US employers cut more than 1mn job vacancies in August, in a sign that the Federal Reserve’s aggressive efforts to cool the economy are starting to hit the labour market.

The monthly decline was the second sharpest in two decades of data, eclipsed only by April 2020, when widespread lockdowns froze hiring at the onset of the coronavirus pandemic.

The figures come before the release of official jobs data on Friday, which will be closely watched by investors for its influence on how the US central bank will continue with its campaign to stamp out inflation that is running near its highest levels in four decades.

Job vacancies, a measure of labour demand, stood at 10.05mn, according to data released on Tuesday by the US labour department, representing more than 1.1mn fewer listings than in July.

It was one of the biggest one-month drops in vacancies in two decades of data analysed by the Financial Times, second only to the 1.2mn decline reported in April 2020 after Covid-19 was declared a pandemic.

Even as other parts of the US economy have slowed, the labour market has remained hot, keeping upward pressure on inflation. But other figures from the Job Openings and Labor Turnover Survey (Jolts) released on Tuesday also indicated that the employment market could be slowing.

The number of workers who voluntarily quit their jobs has been trending down in recent months, but was little changed in August at 4.2mn. So-called quits are still hovering above pre-pandemic levels, a sign that workers are confident they can find new employment opportunities. Meanwhile, the ratio of job vacancies to unemployed people stands at 1.7, having steadied at two for the past six months.

“The Jolts report today shows some clear signs that the job market is cooling even if it’s starting from a high temperature,” said Daniel Zhao, an economist at jobs site Glassdoor.

The decline in job vacancies should provide some relief for the Fed, which is in the midst of its most aggressive campaign to tighten monetary policy since the early 1980s. Last month, it implemented its third consecutive 0.75 percentage point interest rate increase, which lifted the federal funds rate to a target range of 3 per cent to 3.25 per cent.

“[Fed chair] Jay Powell is fist pumping at that job openings number,” said Nick Bunker, an economist for jobs site Indeed.

As the Fed lifts rates to a level that actively restrains the economy, policymakers believe the labour market is so tight that it can achieve a better balance without material job losses.
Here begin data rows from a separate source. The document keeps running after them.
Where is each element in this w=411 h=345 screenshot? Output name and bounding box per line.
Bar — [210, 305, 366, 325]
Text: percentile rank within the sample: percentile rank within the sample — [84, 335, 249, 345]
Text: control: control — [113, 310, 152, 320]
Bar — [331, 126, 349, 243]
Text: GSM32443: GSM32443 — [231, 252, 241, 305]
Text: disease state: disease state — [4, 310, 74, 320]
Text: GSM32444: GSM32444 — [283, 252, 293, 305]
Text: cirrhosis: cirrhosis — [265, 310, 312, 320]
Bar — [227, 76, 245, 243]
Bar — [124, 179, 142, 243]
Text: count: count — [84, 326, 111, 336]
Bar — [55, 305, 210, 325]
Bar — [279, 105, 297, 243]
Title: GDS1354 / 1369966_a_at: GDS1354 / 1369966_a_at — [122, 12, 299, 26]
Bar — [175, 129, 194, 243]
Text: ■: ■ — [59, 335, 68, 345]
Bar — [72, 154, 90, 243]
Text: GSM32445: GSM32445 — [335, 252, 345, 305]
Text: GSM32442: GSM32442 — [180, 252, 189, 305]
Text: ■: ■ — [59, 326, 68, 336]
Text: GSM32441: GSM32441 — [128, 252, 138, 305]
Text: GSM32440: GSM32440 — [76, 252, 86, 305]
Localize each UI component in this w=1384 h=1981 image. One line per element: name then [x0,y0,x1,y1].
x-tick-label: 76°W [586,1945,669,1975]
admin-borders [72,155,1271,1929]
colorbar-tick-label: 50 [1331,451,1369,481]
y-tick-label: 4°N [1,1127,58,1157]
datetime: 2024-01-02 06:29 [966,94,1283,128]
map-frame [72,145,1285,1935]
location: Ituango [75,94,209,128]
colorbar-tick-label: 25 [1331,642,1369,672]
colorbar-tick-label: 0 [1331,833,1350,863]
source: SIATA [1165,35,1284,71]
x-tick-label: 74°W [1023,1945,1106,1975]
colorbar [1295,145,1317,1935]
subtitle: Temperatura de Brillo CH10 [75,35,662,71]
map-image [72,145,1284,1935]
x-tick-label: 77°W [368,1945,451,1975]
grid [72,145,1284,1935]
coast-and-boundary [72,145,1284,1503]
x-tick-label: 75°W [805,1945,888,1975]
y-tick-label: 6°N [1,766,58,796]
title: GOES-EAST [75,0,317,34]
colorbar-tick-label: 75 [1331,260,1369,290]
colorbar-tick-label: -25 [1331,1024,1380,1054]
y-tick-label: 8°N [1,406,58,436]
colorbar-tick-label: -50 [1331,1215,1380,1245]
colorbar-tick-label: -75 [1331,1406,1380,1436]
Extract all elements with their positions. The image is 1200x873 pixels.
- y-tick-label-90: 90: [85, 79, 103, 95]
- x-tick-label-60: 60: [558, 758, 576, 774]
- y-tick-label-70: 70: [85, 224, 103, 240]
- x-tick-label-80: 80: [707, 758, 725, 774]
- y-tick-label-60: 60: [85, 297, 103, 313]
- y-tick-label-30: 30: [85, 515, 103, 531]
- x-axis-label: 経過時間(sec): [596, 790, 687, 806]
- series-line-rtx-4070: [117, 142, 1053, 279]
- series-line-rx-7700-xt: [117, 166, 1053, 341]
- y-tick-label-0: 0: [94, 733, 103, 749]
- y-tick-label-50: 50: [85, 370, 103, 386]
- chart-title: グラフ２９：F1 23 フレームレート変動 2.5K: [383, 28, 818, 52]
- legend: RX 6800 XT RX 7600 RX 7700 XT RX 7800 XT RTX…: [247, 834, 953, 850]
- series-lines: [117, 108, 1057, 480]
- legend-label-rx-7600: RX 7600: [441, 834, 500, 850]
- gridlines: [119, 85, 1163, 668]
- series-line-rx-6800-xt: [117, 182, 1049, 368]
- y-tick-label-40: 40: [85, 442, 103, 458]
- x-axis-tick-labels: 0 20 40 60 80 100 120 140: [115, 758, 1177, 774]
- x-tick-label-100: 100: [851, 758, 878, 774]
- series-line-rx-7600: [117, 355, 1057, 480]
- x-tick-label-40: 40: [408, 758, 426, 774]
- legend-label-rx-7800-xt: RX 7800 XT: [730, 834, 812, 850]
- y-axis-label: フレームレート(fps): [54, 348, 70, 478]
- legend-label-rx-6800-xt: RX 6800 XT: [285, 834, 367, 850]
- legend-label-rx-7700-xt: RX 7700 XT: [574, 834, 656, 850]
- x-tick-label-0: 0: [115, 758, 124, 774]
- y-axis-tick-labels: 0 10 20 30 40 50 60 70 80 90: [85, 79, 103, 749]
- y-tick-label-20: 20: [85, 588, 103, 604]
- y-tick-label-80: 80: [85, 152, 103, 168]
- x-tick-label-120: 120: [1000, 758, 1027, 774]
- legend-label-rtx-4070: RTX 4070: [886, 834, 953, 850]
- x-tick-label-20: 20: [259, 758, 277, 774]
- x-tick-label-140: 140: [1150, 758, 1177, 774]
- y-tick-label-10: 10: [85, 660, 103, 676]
They are hopeful employers, who have struggled since the onset of the pandemic to find workers, will be more hesitant to reduce headcount at a time when consumer demand is still elevated.

That runs counter to the view held by many Wall Street economists, who forecast the unemployment rate to hover at or above 5 per cent as the Fed ploughs ahead with its efforts to return inflation back to its 2 per cent target. A recession under those circumstances is an inevitability, they argue.

In his first public remarks since becoming Fed governor, Philip Jefferson on Tuesday described the labour market as “very tight”, but said the supply and demand imbalance “seem likely to ease some”.

Powell and other officials have more directly acknowledged that the process to restore price stability will involve “some pain”, but still stop short of forecasting a recession. At the press conference that followed the September rate decision, however, Powell admitted: “No one knows whether this process will lead to a recession or if so, how significant that recession would be.”

The labour department will release non-farm payrolls data on Friday, which economists expect to show the US economy added 250,000 jobs in September — potentially the smallest monthly increase this year. The unemployment rate is forecast to remain steady at 3.7 per cent, close to a five-decade low.

“We’re still seeing employers hiring workers, so there’s still some momentum in this labour market,” Bunker said. “It’s just the speed has come back a little bit.”